31/01/2026

La psicología detrás de cerrar la puerta al irse a dormir

El hábito de cerrar la puerta al dormir revela aspectos psicológicos sobre el bienestar y la seguridad personal.

Previo al momento de dormir, cada individuo establece una serie de rituales que simbolizan el cierre del día; estos rituales pueden incluir apagar las luces, revisar el dispositivo móvil por última vez o ajustar las almohadas. Entre estos gestos, uno de los más comunes es cerrar la puerta del dormitorio, un acto que, aunque pueda parecer trivial, según la psicología, es indicativo de aspectos más profundos de la psique humana.

Desde una perspectiva psicológica, la acción de cerrar la puerta al momento de dormir se relaciona con una necesidad de protección y contención. El dormitorio es considerado un espacio íntimo y seguro, y al cerrar la puerta se establece un límite simbólico entre el mundo exterior y el ámbito del descanso. Este comportamiento no necesariamente se origina en el miedo, sino en la búsqueda de tranquilidad mental.

Numerosos expertos sostienen que aquellas personas que optan por dormir con la puerta cerrada tienden a poseer una mayor conciencia de su entorno y valoran el control sobre los estímulos externos. Elementos como ruidos, luces, movimientos o interrupciones pueden perturbar el descanso, y al cerrar la puerta se erige una barrera que facilita la desconexión del día y favorece un sueño reparador.

Además, la psicología establece una correlación entre este hábito y aquellos individuos que requieren un estado de calma para lograr relajarse, particularmente tras jornadas intensas o estresantes. En este contexto, cerrar la puerta se convierte en un gesto simbólico que permite “cerrar la puerta” a las preocupaciones, responsabilidades y exigencias que persisten más allá de ese umbral.

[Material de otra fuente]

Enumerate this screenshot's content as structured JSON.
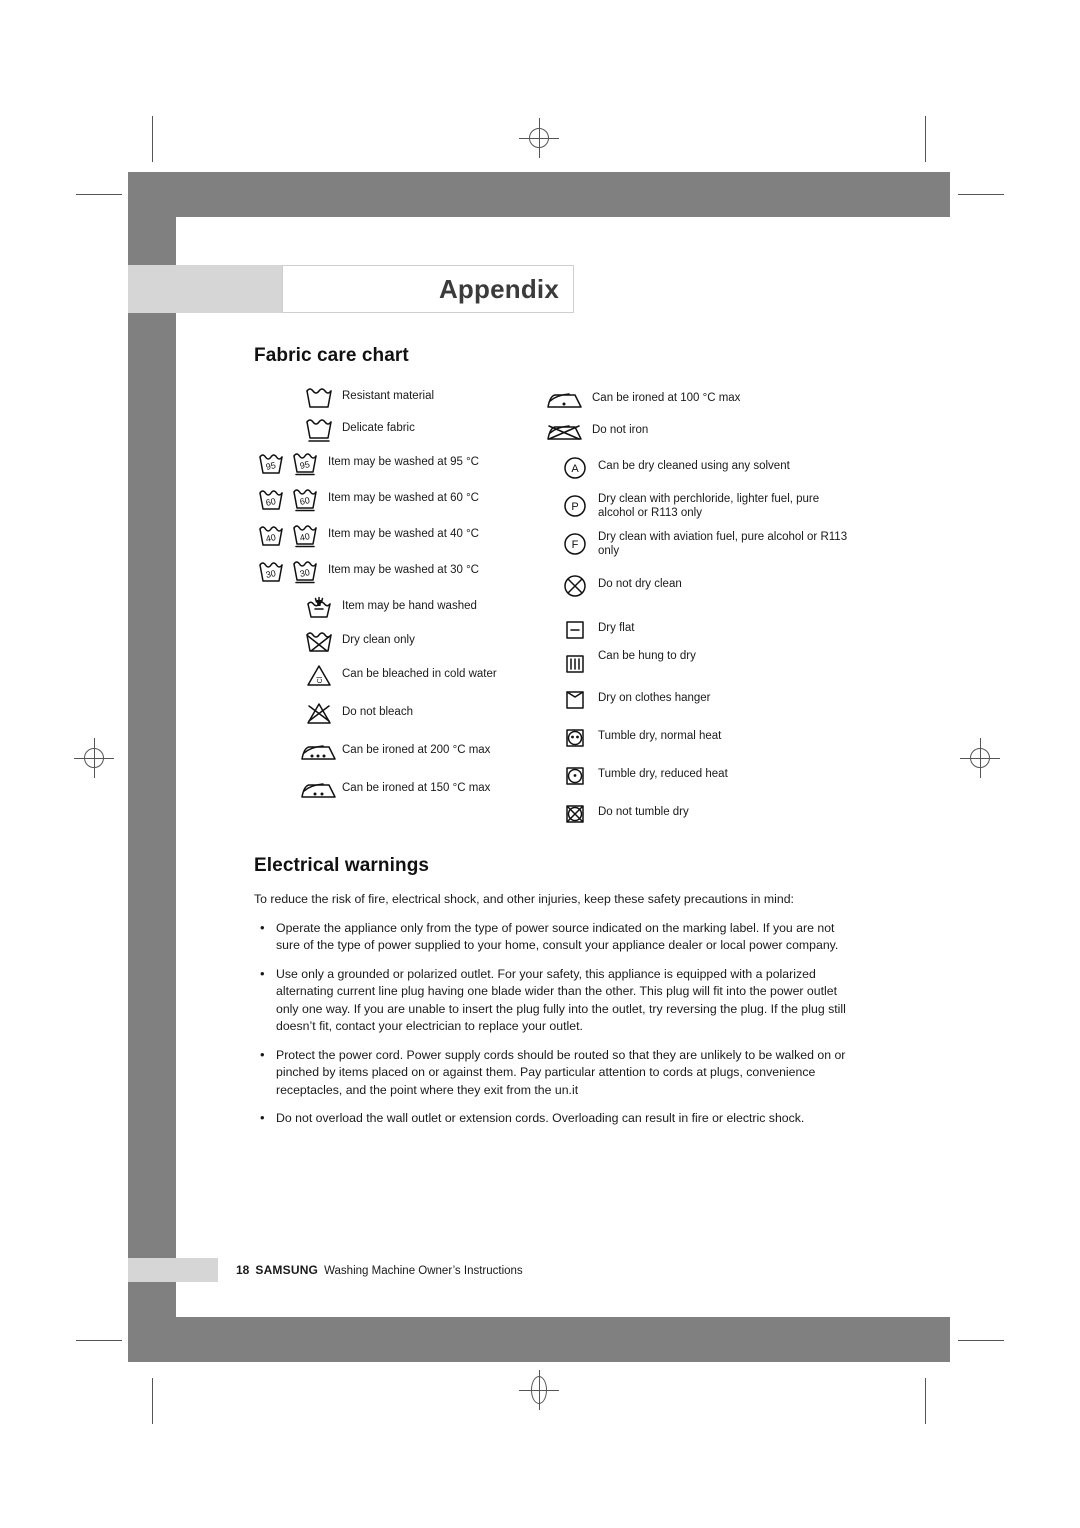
{
  "header": {
    "title": "Appendix"
  },
  "sections": {
    "fabric_care": {
      "heading": "Fabric care chart"
    },
    "electrical": {
      "heading": "Electrical warnings",
      "intro": "To reduce the risk of fire, electrical shock, and other injuries, keep these safety precautions in mind:",
      "bullets": [
        "Operate the appliance only from the type of power source indicated on the marking label. If you are not sure of the type of power supplied to your home, consult your appliance dealer or local power company.",
        "Use only a grounded or polarized outlet. For your safety, this appliance is equipped with a polarized alternating current line plug having one blade wider than the other. This plug will fit into the power outlet only one way. If you are unable to insert the plug fully into the outlet, try reversing the plug. If the plug still doesn’t fit, contact your electrician to replace your outlet.",
        "Protect the power cord. Power supply cords should be routed so that they are unlikely to be walked on or pinched by items placed on or against them. Pay particular attention to cords at plugs,  convenience receptacles, and the point where they exit from the un.it",
        "Do not overload the wall outlet or extension cords. Overloading can result in fire or electric shock."
      ]
    }
  },
  "fabric_chart": {
    "left_column": [
      {
        "icon": "washtub-icon",
        "label": "Resistant material"
      },
      {
        "icon": "washtub-underline-icon",
        "label": "Delicate fabric"
      },
      {
        "icon": "washtub-95-pair-icon",
        "label": "Item may be washed at 95 °C",
        "temp": "95"
      },
      {
        "icon": "washtub-60-pair-icon",
        "label": "Item may be washed at 60 °C",
        "temp": "60"
      },
      {
        "icon": "washtub-40-pair-icon",
        "label": "Item may be washed at 40 °C",
        "temp": "40"
      },
      {
        "icon": "washtub-30-pair-icon",
        "label": "Item may be washed at 30 °C",
        "temp": "30"
      },
      {
        "icon": "hand-wash-icon",
        "label": "Item may be hand washed"
      },
      {
        "icon": "dry-clean-only-icon",
        "label": "Dry clean only"
      },
      {
        "icon": "bleach-cold-water-icon",
        "label": "Can be bleached in cold water",
        "mark": "Cl"
      },
      {
        "icon": "do-not-bleach-icon",
        "label": "Do not bleach"
      },
      {
        "icon": "iron-three-dots-icon",
        "label": "Can be ironed at 200 °C  max"
      },
      {
        "icon": "iron-two-dots-icon",
        "label": "Can be ironed at 150 °C  max"
      }
    ],
    "right_column": [
      {
        "icon": "iron-one-dot-icon",
        "label": "Can be ironed at 100 °C  max"
      },
      {
        "icon": "do-not-iron-icon",
        "label": "Do not iron"
      },
      {
        "icon": "dry-clean-a-icon",
        "label": "Can be dry cleaned using any solvent",
        "mark": "A"
      },
      {
        "icon": "dry-clean-p-icon",
        "label": "Dry clean with perchloride, lighter fuel, pure alcohol or R113 only",
        "mark": "P"
      },
      {
        "icon": "dry-clean-f-icon",
        "label": "Dry clean with aviation fuel, pure alcohol or R113 only",
        "mark": "F"
      },
      {
        "icon": "do-not-dry-clean-icon",
        "label": "Do not dry clean"
      },
      {
        "icon": "dry-flat-icon",
        "label": "Dry flat"
      },
      {
        "icon": "hang-to-dry-icon",
        "label": "Can be hung to dry"
      },
      {
        "icon": "drip-dry-hanger-icon",
        "label": "Dry on clothes hanger"
      },
      {
        "icon": "tumble-dry-normal-icon",
        "label": "Tumble dry, normal heat"
      },
      {
        "icon": "tumble-dry-reduced-icon",
        "label": "Tumble dry, reduced heat"
      },
      {
        "icon": "do-not-tumble-dry-icon",
        "label": "Do not tumble dry"
      }
    ]
  },
  "footer": {
    "page_number": "18",
    "brand": "SAMSUNG",
    "subtitle": "Washing Machine Owner’s Instructions"
  },
  "colors": {
    "band_gray": "#808080",
    "light_gray": "#d6d6d6",
    "title_text": "#3b3b3b",
    "ink": "#111111"
  }
}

En ciertos casos, este comportamiento puede estar asociado a experiencias pasadas. Personas que han enfrentado situaciones de estrés, cambios significativos o periodos de inestabilidad a menudo desarrollan rituales nocturnos que les proporcionan una sensación de orden y previsibilidad. Desde la óptica psicológica, estos hábitos no son intrínsecamente negativos, siempre que no se conviertan en conductas compulsivas o rígidas.

Asimismo, existe un componente de personalidad que influye en esta práctica. Aquellos que cierran la puerta antes de irse a dormir suelen ser más introspectivos, valoran su espacio personal y requieren momentos de silencio para recargar sus energías. Esta necesidad no implica necesariamente un comportamiento distante o solitario, sino una forma particular de cuidar su bienestar emocional.

Es pertinente señalar que la psicología matiza que no existe una única interpretación que se aplique de manera universal. La decisión de dormir con la puerta cerrada o abierta no define en su totalidad a una persona, sino que se presenta como un indicador dentro de un conjunto más amplio de hábitos y conductas que configuran su personalidad.